Positive returns continue, with increasing market volatility

The investment markets have seen a positive but volatile few months. Whilst April falls resulted in low returns for that quarter, a subsequent July recovery saw record highs in Global and Australian share markets.

Markets sharply fell again in the first 2 weeks of August. Factors impacting this include disappointing results in the Artificial Intelligence (AI) sector, a sluggish US jobs report and unexpected policy changes by the Bank of Japan.

Investors are more focused on fundamentals and some market commentators believe we’re in a time “where bad news is no longer good news for share markets”.

Share market returns from 1 January to 14 August 2024

The share market is highly concentrated.

The current market capitalisation concentrated in large US and Australian companies (large caps) is increasing share market volatility. In the US, the so-called MAG 7 stocks, were more than half of the gain in the S&P500 in the year to 30 June 2024 and the Top 10 Mega Cap stocks represented 38% of the Index at 30 June 2024. Importantly, the US market represents 70% of the MSCI World Index.

In Australia, the largest 6 stocks (4 major banks plus CSL and BHP) represented 38% of the market capitalisation of the ASX200 (top 200 stocks on the Australian Stock Exchange). The 4 major banks alone represent 22% of the ASX200 but delivered over 50% of the 2023/24 financial year returns. Due to this concentration, any increases or decreases in these few stocks have a magnified impact on the overall stock market, and market volatility.

Returns of major asset classes at 31 July 2024

All major share market returns are solid, both on a calendar year-to-date (CYTD) and annual basis. While Europe has struggled, global share prices gained on the expectation of lower interest rates in Europe and the US later this year. US annual inflation came in at 3%, the lowest since March 2021. This together with signs of slower economic activity in the US lead to encouraging signals from the US Central Bank that interest rates will be cut soon.

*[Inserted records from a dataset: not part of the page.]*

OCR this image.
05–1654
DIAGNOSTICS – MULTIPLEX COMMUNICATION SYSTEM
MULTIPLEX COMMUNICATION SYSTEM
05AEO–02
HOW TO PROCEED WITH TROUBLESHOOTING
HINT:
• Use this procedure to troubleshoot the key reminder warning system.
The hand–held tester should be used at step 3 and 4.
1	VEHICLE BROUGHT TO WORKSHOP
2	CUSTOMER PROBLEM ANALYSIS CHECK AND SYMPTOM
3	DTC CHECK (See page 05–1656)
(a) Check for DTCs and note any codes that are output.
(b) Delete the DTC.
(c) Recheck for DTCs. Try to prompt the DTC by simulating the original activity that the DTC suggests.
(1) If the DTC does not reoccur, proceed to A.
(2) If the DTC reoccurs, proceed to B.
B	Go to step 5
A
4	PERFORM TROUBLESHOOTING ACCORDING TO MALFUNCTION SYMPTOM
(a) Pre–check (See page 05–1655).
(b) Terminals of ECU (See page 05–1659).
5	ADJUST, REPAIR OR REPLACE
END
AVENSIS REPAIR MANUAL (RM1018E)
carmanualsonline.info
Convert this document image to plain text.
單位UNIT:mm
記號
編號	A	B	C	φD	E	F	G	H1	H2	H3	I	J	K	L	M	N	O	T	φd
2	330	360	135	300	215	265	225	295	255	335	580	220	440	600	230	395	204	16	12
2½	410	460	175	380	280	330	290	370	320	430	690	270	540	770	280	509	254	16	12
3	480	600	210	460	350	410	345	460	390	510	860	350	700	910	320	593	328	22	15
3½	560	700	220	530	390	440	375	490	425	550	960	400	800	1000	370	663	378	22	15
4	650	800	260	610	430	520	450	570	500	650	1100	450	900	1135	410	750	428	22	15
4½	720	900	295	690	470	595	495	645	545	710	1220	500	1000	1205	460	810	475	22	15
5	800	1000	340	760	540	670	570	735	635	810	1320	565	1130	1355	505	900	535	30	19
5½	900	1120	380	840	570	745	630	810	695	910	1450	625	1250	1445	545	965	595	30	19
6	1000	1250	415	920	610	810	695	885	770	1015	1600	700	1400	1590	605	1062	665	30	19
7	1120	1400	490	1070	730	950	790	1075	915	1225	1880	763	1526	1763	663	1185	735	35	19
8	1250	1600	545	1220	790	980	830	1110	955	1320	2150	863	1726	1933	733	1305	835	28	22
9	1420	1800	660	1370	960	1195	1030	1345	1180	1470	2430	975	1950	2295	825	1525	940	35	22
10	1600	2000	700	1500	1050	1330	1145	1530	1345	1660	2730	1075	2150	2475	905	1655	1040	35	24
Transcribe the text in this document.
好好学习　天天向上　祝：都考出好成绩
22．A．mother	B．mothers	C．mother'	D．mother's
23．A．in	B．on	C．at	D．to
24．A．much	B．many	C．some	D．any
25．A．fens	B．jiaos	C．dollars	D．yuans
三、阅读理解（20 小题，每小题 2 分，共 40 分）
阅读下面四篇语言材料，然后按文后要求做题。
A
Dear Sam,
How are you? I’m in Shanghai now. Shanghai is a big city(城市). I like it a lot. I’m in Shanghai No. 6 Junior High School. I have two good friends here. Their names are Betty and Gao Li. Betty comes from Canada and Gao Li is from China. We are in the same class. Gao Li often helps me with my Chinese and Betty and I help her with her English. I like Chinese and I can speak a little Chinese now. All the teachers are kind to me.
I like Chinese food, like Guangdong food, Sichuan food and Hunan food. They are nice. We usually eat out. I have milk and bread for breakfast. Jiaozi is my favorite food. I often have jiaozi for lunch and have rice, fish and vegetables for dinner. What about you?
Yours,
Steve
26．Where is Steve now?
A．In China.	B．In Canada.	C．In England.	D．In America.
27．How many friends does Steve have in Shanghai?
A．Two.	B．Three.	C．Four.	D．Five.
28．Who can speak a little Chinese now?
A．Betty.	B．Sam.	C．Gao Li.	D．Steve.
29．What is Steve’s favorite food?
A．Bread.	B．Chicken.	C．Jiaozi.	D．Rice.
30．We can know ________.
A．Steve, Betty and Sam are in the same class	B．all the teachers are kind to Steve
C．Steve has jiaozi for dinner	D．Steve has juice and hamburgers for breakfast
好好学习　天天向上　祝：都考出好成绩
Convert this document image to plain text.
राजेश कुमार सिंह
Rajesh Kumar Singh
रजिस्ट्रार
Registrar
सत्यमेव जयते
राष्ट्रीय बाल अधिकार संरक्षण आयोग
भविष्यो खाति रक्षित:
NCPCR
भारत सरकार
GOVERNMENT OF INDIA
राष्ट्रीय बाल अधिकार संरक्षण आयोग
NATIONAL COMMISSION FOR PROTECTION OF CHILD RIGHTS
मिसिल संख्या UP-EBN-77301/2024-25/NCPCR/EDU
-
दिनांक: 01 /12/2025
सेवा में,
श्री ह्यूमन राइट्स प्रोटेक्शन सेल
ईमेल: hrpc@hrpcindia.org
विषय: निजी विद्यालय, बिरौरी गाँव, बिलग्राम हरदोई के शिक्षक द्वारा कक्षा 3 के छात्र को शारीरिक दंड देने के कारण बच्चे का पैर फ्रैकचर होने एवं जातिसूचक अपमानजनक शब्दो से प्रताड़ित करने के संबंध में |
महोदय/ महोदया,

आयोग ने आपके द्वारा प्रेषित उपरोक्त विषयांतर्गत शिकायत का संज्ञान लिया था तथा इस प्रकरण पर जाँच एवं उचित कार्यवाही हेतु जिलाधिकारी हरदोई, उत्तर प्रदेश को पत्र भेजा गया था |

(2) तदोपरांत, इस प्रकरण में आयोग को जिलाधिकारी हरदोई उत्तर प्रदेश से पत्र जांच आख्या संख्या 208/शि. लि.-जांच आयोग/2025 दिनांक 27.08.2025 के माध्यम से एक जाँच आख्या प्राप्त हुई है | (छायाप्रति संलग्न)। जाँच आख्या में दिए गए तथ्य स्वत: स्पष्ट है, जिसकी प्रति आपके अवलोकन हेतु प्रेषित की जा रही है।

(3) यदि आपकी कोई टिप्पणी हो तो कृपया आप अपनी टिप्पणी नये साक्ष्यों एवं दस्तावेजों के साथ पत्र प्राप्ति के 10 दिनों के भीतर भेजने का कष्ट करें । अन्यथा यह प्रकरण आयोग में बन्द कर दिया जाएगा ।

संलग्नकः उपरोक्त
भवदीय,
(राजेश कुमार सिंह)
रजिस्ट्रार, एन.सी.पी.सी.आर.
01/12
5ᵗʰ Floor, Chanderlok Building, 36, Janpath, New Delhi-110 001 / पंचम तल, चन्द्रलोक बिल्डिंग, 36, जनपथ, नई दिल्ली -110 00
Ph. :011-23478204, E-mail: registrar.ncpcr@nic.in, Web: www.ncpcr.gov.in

Emerging markets have provided reasonable returns at 4.4% for the 3 months to the end of July 2024. Large differences between CYTD returns in China of -9.4% and India of 21.5% demonstrate that active management is recommended for this asset class.

Despite the strong gains in the Australian market in July, signs continue that the Australian economy is weakening along with that of our major trading partners. Global and Australian bonds had a strong quarter, both showing capital gains as yields fell due to lower global inflation. The Reserve Bank of Australia cash rate remains at 4.35%.

Outlook for economy and markets

Most economists such as global credit rating firm Moody’s have a positive outlook for the economy and markets and expect ‘soft landing’ (when an economy comes out of a strong growth cycle without entering a recession). Nevertheless, most also agree that recession concerns are rising.  JP Morgan, for example believe that the probability of a US and global recession starting before the end of 2024 is 35%, increasing to 45% by the end of 2025.

Investors must remember that the solid returns we have enjoyed in the last few years were significantly boosted by unprecedented money being injected into the global economy by Governments and Central Banks in response to the COVID-19 pandemic.

The result was also a huge increase in global debt (for example US government debt of over USD35 Trillion, represents 126% of GDP). Nevertheless, investors remain focussed on the US economy, as developed markets outside the US, including Australia, are significantly weaker than the US.

The Australian economy is weak with retail sales and business forward orders declining but is benefiting from government spending and tax cuts along with immigration. This however is delaying any move by the RBA to cut rates until Q1 2025.

The present situation is complex and requires caution. Potential headwinds include:

  • while there is a strong likelihood of significant interest rate cuts in the US over the next 12 months, these have already been priced into markets
  • the COVID stimulus has been spent
  • consumers are facing an unprecedented cost of living crisis at a time of record levels of household debt
  • there are still significant inflation risks and
  • geopolitical risks are very high.

Conclusion

We remain optimistic but cautious about the outlook for markets.

Conditions support the mantra of diversification. While we think returns from growth assets will remain positive overall there is an increased probability of more short-term market corrections. In this event, the defensive components of portfolios should provide good returns and the opportunity for capital growth in the case of bonds.

It is important to not overreact to short-term data when making investment decisions. We’re here to help you navigate the financial markets in these volatile times.

The information contained in this article is general information only. It is not intended to be a recommendation, offer, advice or invitation to purchase, sell or otherwise deal in securities or other investments. Before making any decision in respect to a financial product, you should seek advice from an appropriately qualified professional.  We believe that the information contained in this document is accurate. However, we are not specifically licensed to provide tax or legal advice and any information that may relate to you should be confirmed with your tax or legal adviser.